淘女郎相冊爬蟲(Python編寫)

# *-* coding:utf-8 *-*

__author__ = 'YS'

import urllib2
import urllib
import re
import json
import os
import time

#抓取淘女郎的圖片,淘女郎地址:https://mm.taobao.com/search_tstar_model.htm?spm=5679.126488.640745.2.22495f9f1lYEAb
class MMSpider:
    def __init__(self, timeout=3, albumLimit=200, picLimit=500, sleepPicCount=100, savePath='pythonspider/'):
        self.__headers = {
            'User-Agent':'User-Agent:Mozilla/5.0 (Macintosh; Intel Mac OS X 10_11_6) AppleWebKit/537.36 (KHTML, like Gecko) Chrome/60.0.3112.113 Safari/537.36'
        }
        #抓取時間超時設置
        self.timeout = timeout
        #抓取的相冊個數限制
        self.albumLimit = albumLimit
        #獲取MM列表的地址
        self.__mmListUrl = 'https://mm.taobao.com/tstar/search/tstar_model.do?_input_charset=utf-8'
        #獲取相冊列表的地址
        self.__albumListUrl = 'https://mm.taobao.com/self/album/open_album_list.htm?_charset=utf-8&user_id%20=:userId&page=:page'
        #獲取相冊具體相片的地址
        self.__albumDetailUrl = 'https://mm.taobao.com/album/json/get_album_photo_list.htm?user_id=:userId&album_id=:albumId&page=:page'
        #MM詳情頁面地址
        self.__personUrl = 'https://mm.taobao.com/self/aiShow.htm?userId=:userId'
        #抓取的文件存放路徑
        self.savePath = savePath
        #每一個MM的照片最多抓多少張
        self.picLimit = picLimit
        #抓取多少張圖片時休息1秒
        self.sleepPicCount = sleepPicCount

        self.__mkdir(self.savePath)

    #獲取頁面內容,python中的異常繼承關係: https://docs.python.org/3/library/exceptions.html#exception-hierarchy
    def __getContents(self, url, data=None, encoding=None, isjson=None):
        try:
            request = urllib2.Request(url, data, self.__headers)
            response = urllib2.urlopen(request, timeout=self.timeout)
            if encoding:
                contents =  response.read().decode(encoding).encode('utf-8')
            else:
                contents = response.read()

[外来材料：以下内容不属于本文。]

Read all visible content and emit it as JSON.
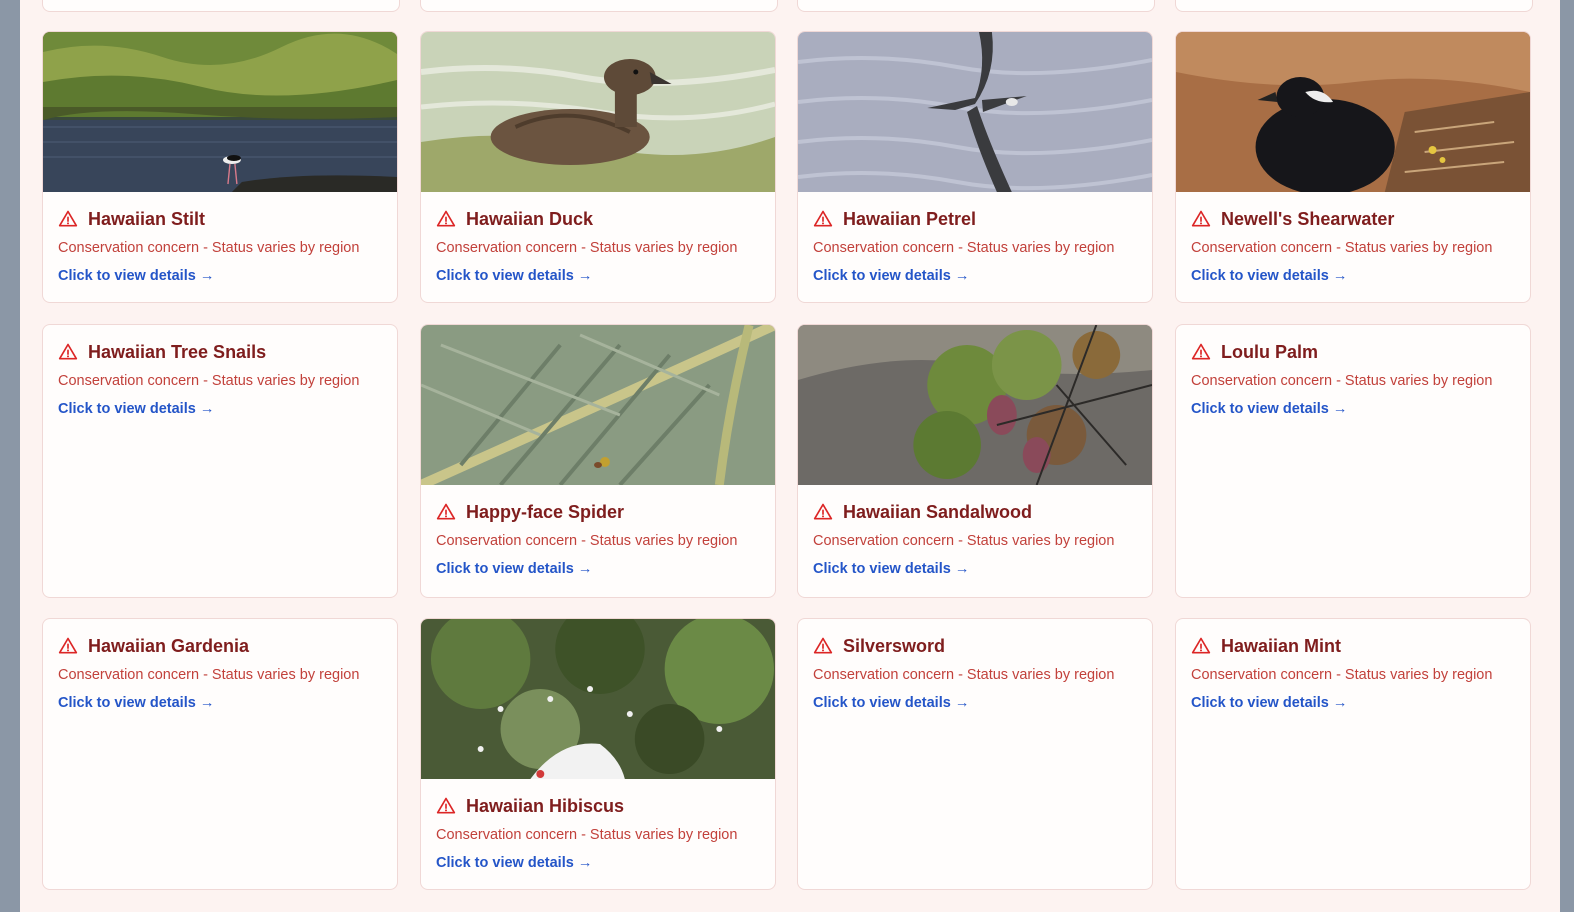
{
  "cards": [
    {
      "title": "Hawaiian Stilt",
      "status": "Conservation concern - Status varies by region",
      "link": "Click to view details →",
      "image": "stilt"
    },
    {
      "title": "Hawaiian Duck",
      "status": "Conservation concern - Status varies by region",
      "link": "Click to view details →",
      "image": "duck"
    },
    {
      "title": "Hawaiian Petrel",
      "status": "Conservation concern - Status varies by region",
      "link": "Click to view details →",
      "image": "petrel"
    },
    {
      "title": "Newell's Shearwater",
      "status": "Conservation concern - Status varies by region",
      "link": "Click to view details →",
      "image": "shearwater"
    },
    {
      "title": "Hawaiian Tree Snails",
      "status": "Conservation concern - Status varies by region",
      "link": "Click to view details →",
      "image": null
    },
    {
      "title": "Happy-face Spider",
      "status": "Conservation concern - Status varies by region",
      "link": "Click to view details →",
      "image": "leaf"
    },
    {
      "title": "Hawaiian Sandalwood",
      "status": "Conservation concern - Status varies by region",
      "link": "Click to view details →",
      "image": "sandalwood"
    },
    {
      "title": "Loulu Palm",
      "status": "Conservation concern - Status varies by region",
      "link": "Click to view details →",
      "image": null
    },
    {
      "title": "Hawaiian Gardenia",
      "status": "Conservation concern - Status varies by region",
      "link": "Click to view details →",
      "image": null
    },
    {
      "title": "Hawaiian Hibiscus",
      "status": "Conservation concern - Status varies by region",
      "link": "Click to view details →",
      "image": "hibiscus"
    },
    {
      "title": "Silversword",
      "status": "Conservation concern - Status varies by region",
      "link": "Click to view details →",
      "image": null
    },
    {
      "title": "Hawaiian Mint",
      "status": "Conservation concern - Status varies by region",
      "link": "Click to view details →",
      "image": null
    }
  ],
  "colors": {
    "page_bg": "#fdf3f1",
    "title": "#7f1d1d",
    "status": "#c2413b",
    "link": "#2455c8",
    "warning_icon": "#dc2626"
  },
  "icons": {
    "warning": "warning-triangle-icon"
  }
}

            return json.loads(contents,encoding='utf-8') if isjson else contents
        except urllib2.URLError,e:
            print '出錯了' + e.reason
            return None
        except BaseException,e:
            print '其餘錯誤'
            print e.args
            return None

    #獲取MM列表
    def __getMMList(self, pageIndex):
        url = self.__mmListUrl
        data = urllib.urlencode({
            'currentPage':pageIndex,
            'pageSize':50
        })
        list = self.__getContents(url, data, encoding='gbk', isjson=True)

        if list is None:
            return None
        elif list['status'] != 1:
            return None
        return list['data']['searchDOList']

    #獲取相冊列表
    def __getAlbumList(self, mm):
        albumList = []
        baseUrl = self.__albumListUrl.replace(':userId',str(mm['userId']))
        indexUrl = baseUrl.replace(':page','1')
        pageCount = int(self.__getAlbumListPage(indexUrl))
        pageCount = pageCount if pageCount<=self.albumLimit else self.albumLimit
        
        for i in range(1, pageCount+1):
            listUrl = baseUrl.replace(':page', str(i))
            contents = self.__getContents(listUrl)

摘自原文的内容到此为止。